We can’t not admire the Muslim brotherhood and feel the hurt Muslim when other Muslims are killed by non Muslims. We appreciate that Muslims want to keep the exclusive right for killing each other uninterrupted, and are jealous of others killing Muslims.
After all, more Muslims are killed by Muslim than by any other religion.
We appreciate the fact that Islam cares for the poor, but must also acknowledge that many Muslim countries are on the verge of financial collapse, and need help from the West to survive. Alternatively they resort to non-Muslim practices, like growing drugs or piracy.
We wonder how it can be that Islam’s care for the poor has not eliminated poverty even in those privileged countries where God spreads money in the streets.
We understand the outrage of those Muslim in England that feel that their kids are not safe in our streets, and yet we would not like to take Pakistan, Afghanistan, Sudan or Somalia as our role model for safety.
We also know that rape is a horrible crime. It’s far too common here, and not punished severely enough as our distorted system cares for the aggressor more than for the victim. But I don’t believe that sentencing to death women who got raped is the solution.
If you have ever read my blog you know that I am the first to admit that many things in England suck and that things are getting worse. But they suck because our freedom is being eroded, because we have become corrupt, because we have lost appreciation for education, because we are rapidly becoming like those Muslim countries – a model we must avoid at any cost.
I have nothing against the Muslim religion or Muslim people. I have read the Korean and learnt about the great things that Muslim brought to us and should be proud of: medicine, mathematics, astronomy. We should all be thankful for those achievements, and I wish that these were the things the Muslim world would claim credit for. But I have a lot against hypocrites. And there is no other word to describe those who use our freedom to this freedom away.
tel1342
Pro
In our naivete, the majority of us want to believe that the racial, ethnic and religious problems in the Middle East are all one big misunderstanding. We reason: If the parties would sit down at the conference table and talk to one another, all of the contentiousness would disappear.
The major flaw with this naive hope is that it isn’t based on history or reality.
Muslims have been making war on the west for centuries. Muslim conquests took Turkish Muslims to the gates of the city of Vienna, Austria. Furthermore, since the founding of the USA, Muslims have been a thorn in the side of almost every US President.
In 1803, President Thomas Jefferson had to dispatch a naval task force to Libya to rescue American sailors held on board the Philadelphia. The rescue made Navy Lieutenant Stephen Decatur a national hero.
About one hundred years later, President Theodore Roosevelt dealt with the capture of Greek-American businessman Ion Perdicaris. This time the incident was in Morocco, but the surrounding issue was a tribal dispute among the various Muslim leaders.
Seventy-six years later, President Carter had to contend with Iranian Shia Muslim radicals after revolutionary zealots supporting the Ayatollah Khomeini took Americans hostage in the American embassy in Teheran. His successor Ronald Reagan was in office during a string of terrorist incidents.
Twenty-two years after the Iranian hostage debacle, Al-Qaeda operatives flew three American jetliners into the sides of some of our most prominent buildings and eighteen months later, President George W. Bush gambled the future of his presidency and the future of American Middle Eastern policy on the removal of Iraq’s Saddam Hussein. The publicly announced reason was to battle a terrorist supporting Middle Eastern state.

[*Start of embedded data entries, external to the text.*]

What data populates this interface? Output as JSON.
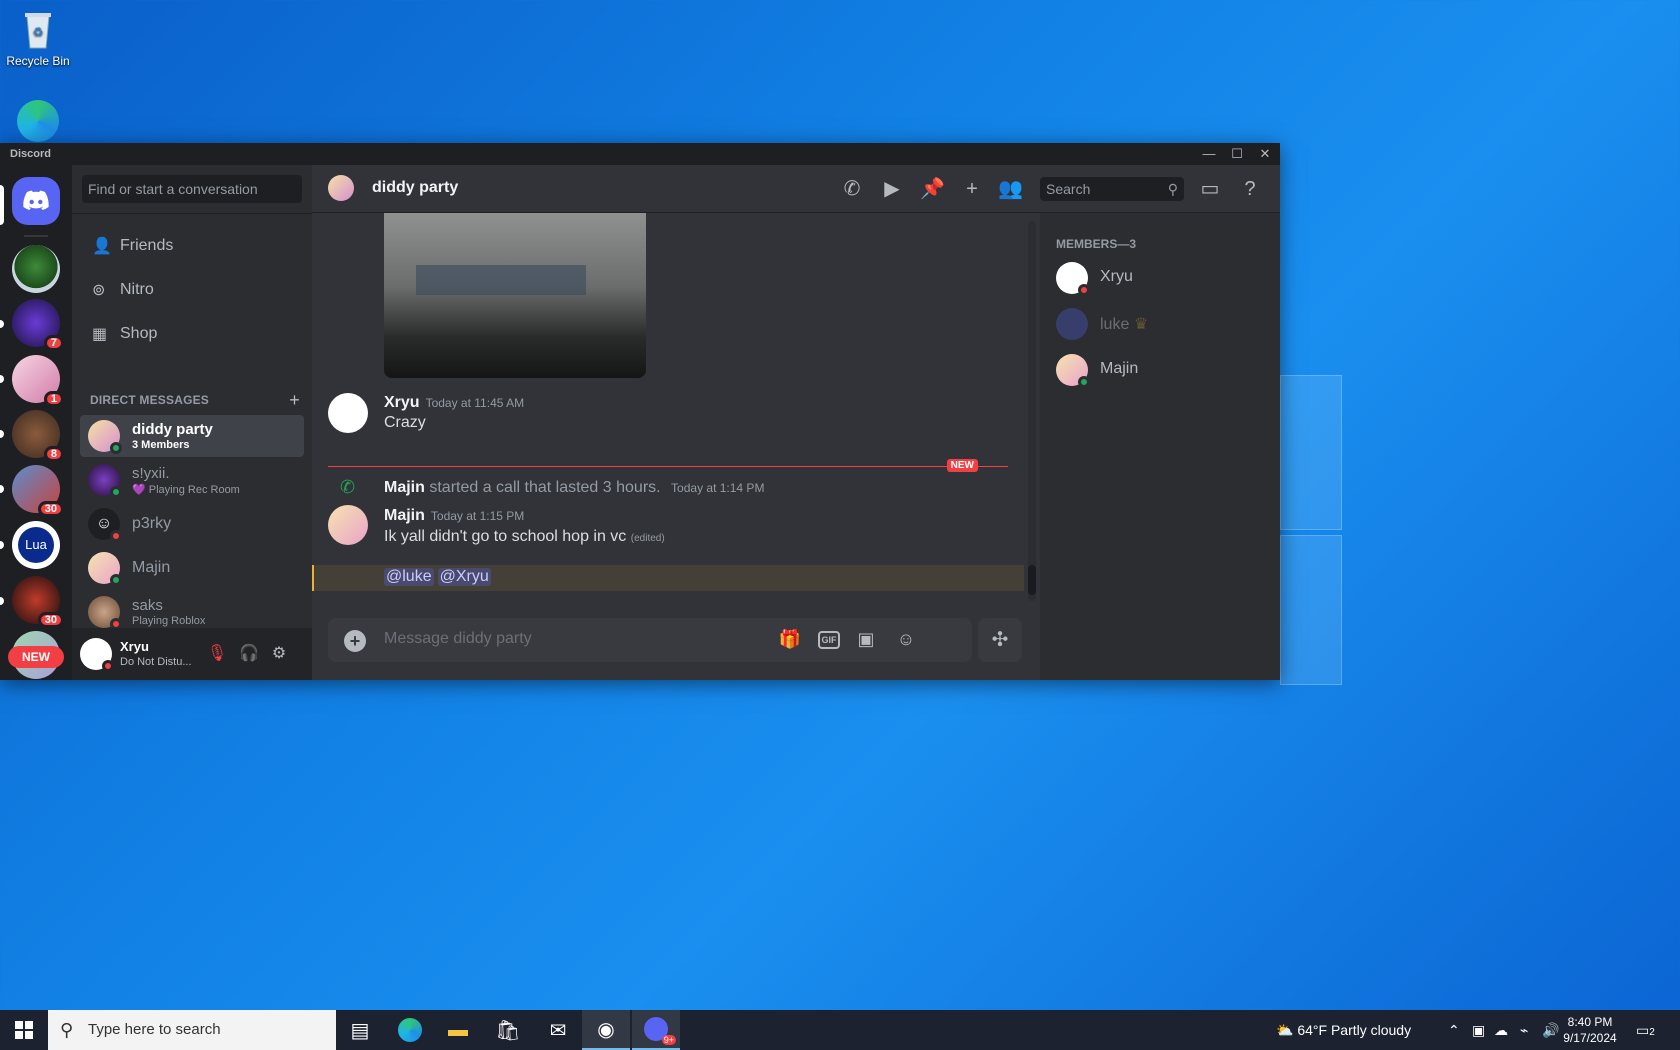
{
  "desktop": {
    "icons": [
      {
        "label": "Recycle Bin"
      }
    ]
  },
  "window": {
    "app_title": "Discord",
    "controls": {
      "minimize": "—",
      "maximize": "☐",
      "close": "✕"
    }
  },
  "guilds": {
    "items": [
      {
        "name": "home",
        "badge": ""
      },
      {
        "name": "tree-server",
        "badge": ""
      },
      {
        "name": "server-2",
        "badge": "7"
      },
      {
        "name": "server-3",
        "badge": "1"
      },
      {
        "name": "server-4",
        "badge": "8"
      },
      {
        "name": "server-5",
        "badge": "30"
      },
      {
        "name": "server-lua",
        "badge": "",
        "label": "Lua"
      },
      {
        "name": "server-7",
        "badge": "30"
      }
    ],
    "new_label": "NEW"
  },
  "dm_sidebar": {
    "search_placeholder": "Find or start a conversation",
    "nav": [
      {
        "label": "Friends"
      },
      {
        "label": "Nitro"
      },
      {
        "label": "Shop"
      }
    ],
    "header": "DIRECT MESSAGES",
    "header_plus": "+",
    "dms": [
      {
        "name": "diddy party",
        "sub": "3 Members"
      },
      {
        "name": "s!yxii.",
        "sub": "💜 Playing Rec Room"
      },
      {
        "name": "p3rky",
        "sub": ""
      },
      {
        "name": "Majin",
        "sub": ""
      },
      {
        "name": "saks",
        "sub": "Playing Roblox"
      }
    ]
  },
  "user_panel": {
    "name": "Xryu",
    "status": "Do Not Distu..."
  },
  "chat": {
    "title": "diddy party",
    "search_placeholder": "Search",
    "messages": [
      {
        "author": "Xryu",
        "time": "Today at 11:45 AM",
        "text": "Crazy"
      },
      {
        "author": "Majin",
        "time": "Today at 1:15 PM",
        "text": "Ik yall didn't go to school hop in vc",
        "edited": "(edited)"
      }
    ],
    "call": {
      "author": "Majin",
      "text": "started a call that lasted 3 hours.",
      "time": "Today at 1:14 PM"
    },
    "new_tag": "NEW",
    "mentions": [
      "@luke",
      "@Xryu"
    ],
    "composer_placeholder": "Message diddy party",
    "gif_label": "GIF"
  },
  "members": {
    "header": "MEMBERS—3",
    "list": [
      {
        "name": "Xryu"
      },
      {
        "name": "luke",
        "crown": "♛"
      },
      {
        "name": "Majin"
      }
    ]
  },
  "taskbar": {
    "search_placeholder": "Type here to search",
    "weather": "64°F  Partly cloudy",
    "time": "8:40 PM",
    "date": "9/17/2024",
    "notif_count": "2",
    "discord_badge": "9+"
  }
}
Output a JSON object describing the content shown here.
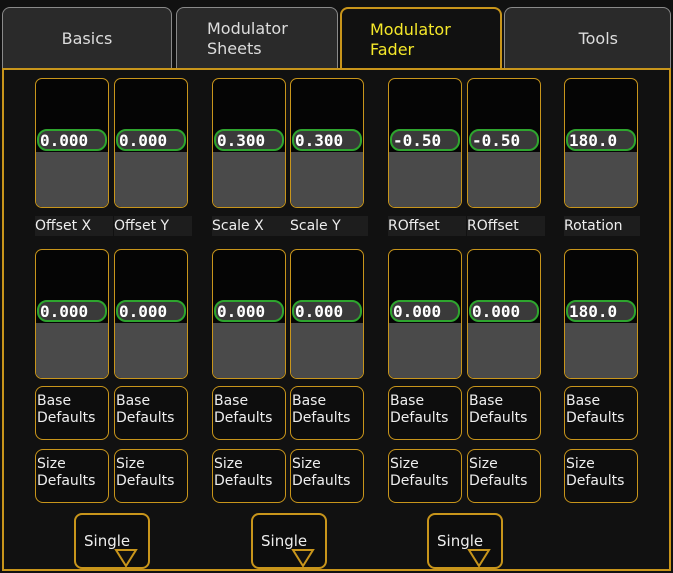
{
  "tabs": [
    {
      "label": "Basics",
      "active": false
    },
    {
      "label": "Modulator\nSheets",
      "active": false
    },
    {
      "label": "Modulator\nFader",
      "active": true
    },
    {
      "label": "Tools",
      "active": false
    }
  ],
  "top_faders": [
    {
      "value": "0.000",
      "label": "Offset X"
    },
    {
      "value": "0.000",
      "label": "Offset Y"
    },
    {
      "value": "0.300",
      "label": "Scale X"
    },
    {
      "value": "0.300",
      "label": "Scale Y"
    },
    {
      "value": "-0.50",
      "label": "ROffset"
    },
    {
      "value": "-0.50",
      "label": "ROffset"
    },
    {
      "value": "180.0",
      "label": "Rotation"
    }
  ],
  "bottom_faders": [
    {
      "value": "0.000"
    },
    {
      "value": "0.000"
    },
    {
      "value": "0.000"
    },
    {
      "value": "0.000"
    },
    {
      "value": "0.000"
    },
    {
      "value": "0.000"
    },
    {
      "value": "180.0"
    }
  ],
  "base_defaults_label": "Base\nDefaults",
  "size_defaults_label": "Size\nDefaults",
  "single_buttons": [
    {
      "label": "Single"
    },
    {
      "label": "Single"
    },
    {
      "label": "Single"
    }
  ],
  "colors": {
    "accent": "#c8951b",
    "active_tab_text": "#f5e82a",
    "value_border": "#2ea52e"
  },
  "icons": {
    "dropdown": "triangle-down-icon"
  }
}
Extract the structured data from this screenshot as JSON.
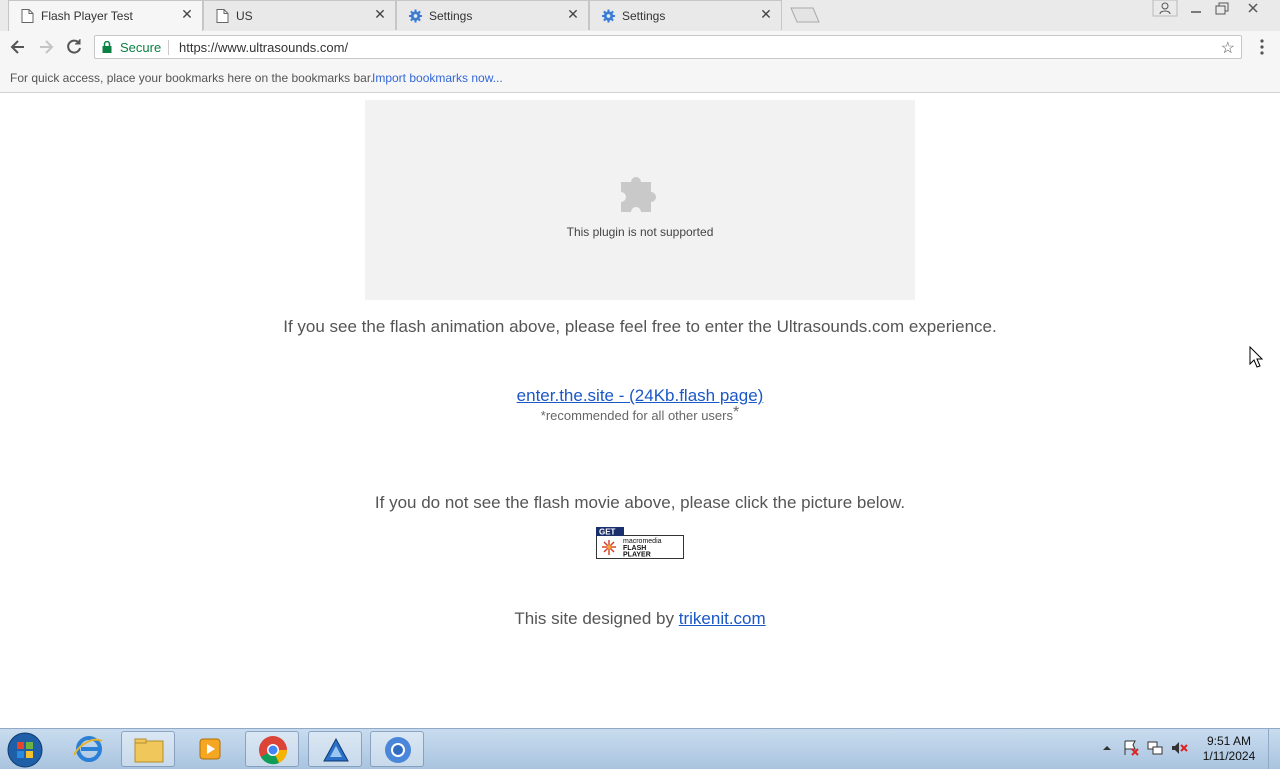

What have we learned from all of this? The honest answer is that we haven’t learned very much at all.
That will continue to be the case until non muslims come to terms with the realities of Islam. The Islamic world has a very distinct world view, and one that is poles apart from the Western world.
This world view is completely rooted in the texts of the Muslim holy book, the Qur’an, and Hadiths, statements that expound on the Qur’an. The Qur’an and related Hadiths speak to every aspect of their lives, and the combined writings form a distinctly Muslim view of the world, from relationships with foreign countries, relationships with non Muslims and even women’s rights. Those writings even propose how Muslims will relate to an ever-changing world.
The world of the Muslim is divided into two distinct parts: The Dar al-Islam and the Dar al-Harg. These are the spheres of Islam and everything else. Thus, Islamic foreign policy is driven by an overarching belief that the world is in two parts, the sphere of Islam and the sphere of war. If a country is not in the Islamic world, it’s in the sphere of war. In one sense, this makes Muslim foreign policy very simple. They believe they’re right and everyone else is an infidel.